2007 yılında başlayan ve 2012 yılına kadar Beşiktaş’taki Özel Yetkili Mahkemede süren Hrant Dink cinayeti duruşmaları öyle kalabalık olurdu ki, gazeteciler salona giremezdi. Duruşmayı yabancı basın, Avrupa’dan avukatlar, solcular, sosyalistler, liberaller takip ederdi. Duruşma öncesi Beşiktaş’tan başlayan yürüyüş kortejine girmek için yarışırlardı. En öndeki pankarttan tutmak için milletvekilleri dahil herkes yarışır, hep bir ağızdan “Katil devlet hesap verecek” diye bağırırlardı. Yine de dava tetikçilere verilen cezalarla kapatılmıştı.
17/25 Aralık 2013’ten sonra FETÖ üyelerinin sorumlulukları tartışılıp, bu konuda soruşturma yeniden açıldığında tüm bu kesimlerde bir sessizlik gözlemledim. Aslında tam da dedikleri gibi; Bu kez Çağlayan Adliyesi’nde bir zamanlar devlet olan FETÖ üyesi polis, istihbaratçı, savcı, müfettiş, gazeteci, jandarma hesap veriyordu.
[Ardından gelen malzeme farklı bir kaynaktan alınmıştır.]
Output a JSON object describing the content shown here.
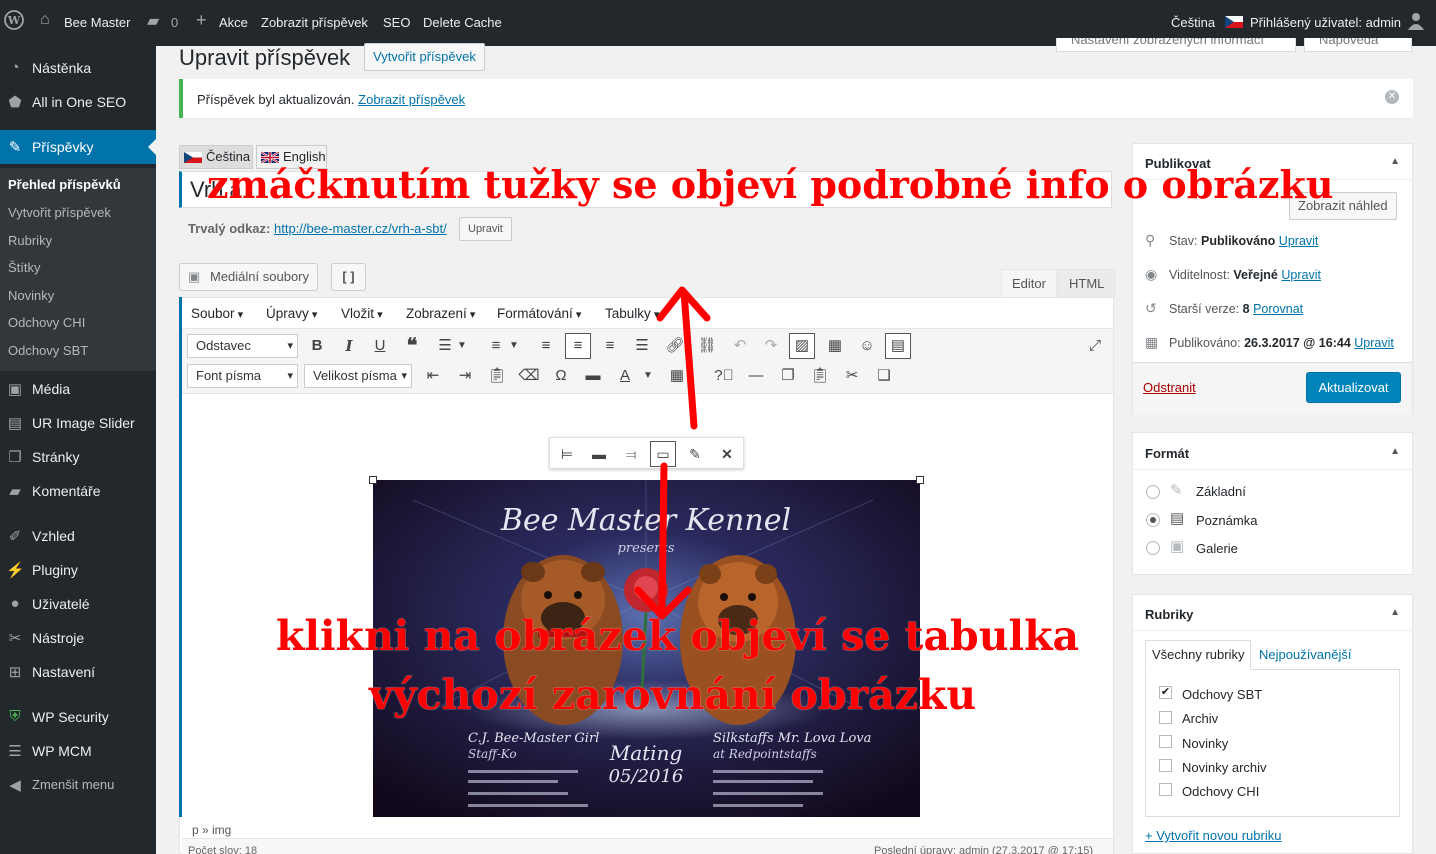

Ama nedense “Katil devlet hesap verecek” diyenler ortada yoktu. Hatta her duruşma öncesi Çağlayan Adliyesi önünde açılan pankartın arkası bile dolmuyordu. Bülent Aydın ve birkaç arkadaşı olmasa pankart yere düşecekti. Hala da böyle.
Çok düşündüm, “Neden?” diye. Cevabı basitti, çünkü Dink cinayetinde gerçekler ortaya çıkmıştı; bir zamanlar devlete hakim olan suikastin arkasındaki FETÖ örgütü üyeleri yargılanıyordu ve artık Hrant Dink, siyaseten “kullanışlı bir mağdur” olmaktan çıkmıştı.